With governments across the globe warning against non-essential travel, cruise ships that normally deliver five million passengers a year to the port of Nassau now parked. and hotel cancellations ballooning, local businesses of all sizes are laying off staff, reducing work hours or requesting those with accrued vacation time to take it during this period.
The sudden impact on economic activity was evident throughout Nassau on Tuesday. During bright daylight hours, a normally bustling Bay Street was empty. Roll down shutters signified closed for business. Parking lots that usually swell with vehicles and sidewalks with crowds were bare.
“Many who will feel the impact first already struggle to make ends meet,” said Bain. “They live paycheck to paycheck and in hard times like these – which hit especially hard because there was no warning – and they still have families to feed, they may act in desperation. That can lead to a wide range of criminal activity.”
Bain urges extra vigilance and offers these tips.
“Even if you own expensive jewelry, do not wear it at this time, store it safely away. Do not wear anything flashy. If you have a safe at home, make sure it is well concealed and bolted to a wall or floor,” said Bain, former detective corporal with the Royal Bahamas Police Force. Most security stores sell small home safes, he noted. “If you arrive home and anything feels out of place, trust your instinct, absolutely do not proceed inside and risk confronting someone.

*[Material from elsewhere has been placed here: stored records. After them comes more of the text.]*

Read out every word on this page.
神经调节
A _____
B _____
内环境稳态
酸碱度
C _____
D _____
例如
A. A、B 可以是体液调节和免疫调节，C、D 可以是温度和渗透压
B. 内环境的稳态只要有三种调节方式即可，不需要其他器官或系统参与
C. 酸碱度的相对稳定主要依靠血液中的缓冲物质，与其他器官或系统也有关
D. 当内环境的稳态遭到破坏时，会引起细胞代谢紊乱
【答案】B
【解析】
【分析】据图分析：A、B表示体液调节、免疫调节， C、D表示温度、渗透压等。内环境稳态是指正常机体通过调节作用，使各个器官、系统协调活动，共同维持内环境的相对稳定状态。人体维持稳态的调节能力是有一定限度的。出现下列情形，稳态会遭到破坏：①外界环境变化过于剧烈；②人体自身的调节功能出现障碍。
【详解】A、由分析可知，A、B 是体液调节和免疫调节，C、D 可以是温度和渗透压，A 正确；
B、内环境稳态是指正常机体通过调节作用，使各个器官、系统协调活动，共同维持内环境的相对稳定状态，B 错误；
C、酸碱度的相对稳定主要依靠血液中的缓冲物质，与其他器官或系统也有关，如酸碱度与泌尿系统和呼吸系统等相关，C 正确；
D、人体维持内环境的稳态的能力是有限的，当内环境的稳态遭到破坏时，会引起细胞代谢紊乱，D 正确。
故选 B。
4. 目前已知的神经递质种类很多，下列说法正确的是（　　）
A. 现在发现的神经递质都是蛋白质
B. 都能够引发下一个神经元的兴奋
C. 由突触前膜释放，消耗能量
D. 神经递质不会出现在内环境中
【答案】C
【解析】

Go to the nearest police station and ask an officer to escort you home, same thing if you think you are being followed. “
The one advantage, says Bain, about this time of year – daylight savings time.
“If you walk or jog for exercise, you have more hours of daylight in the early evening to do so. Please do not jog in the dark, you are only making yourself more of a target,” he said. “And whenever possible, run or jog or cycle in a group. Be as vigilant and careful with your attention to your surroundings as you now are with washing your hands. This, too, shall pass and we just want to get you through it as safely as possible.”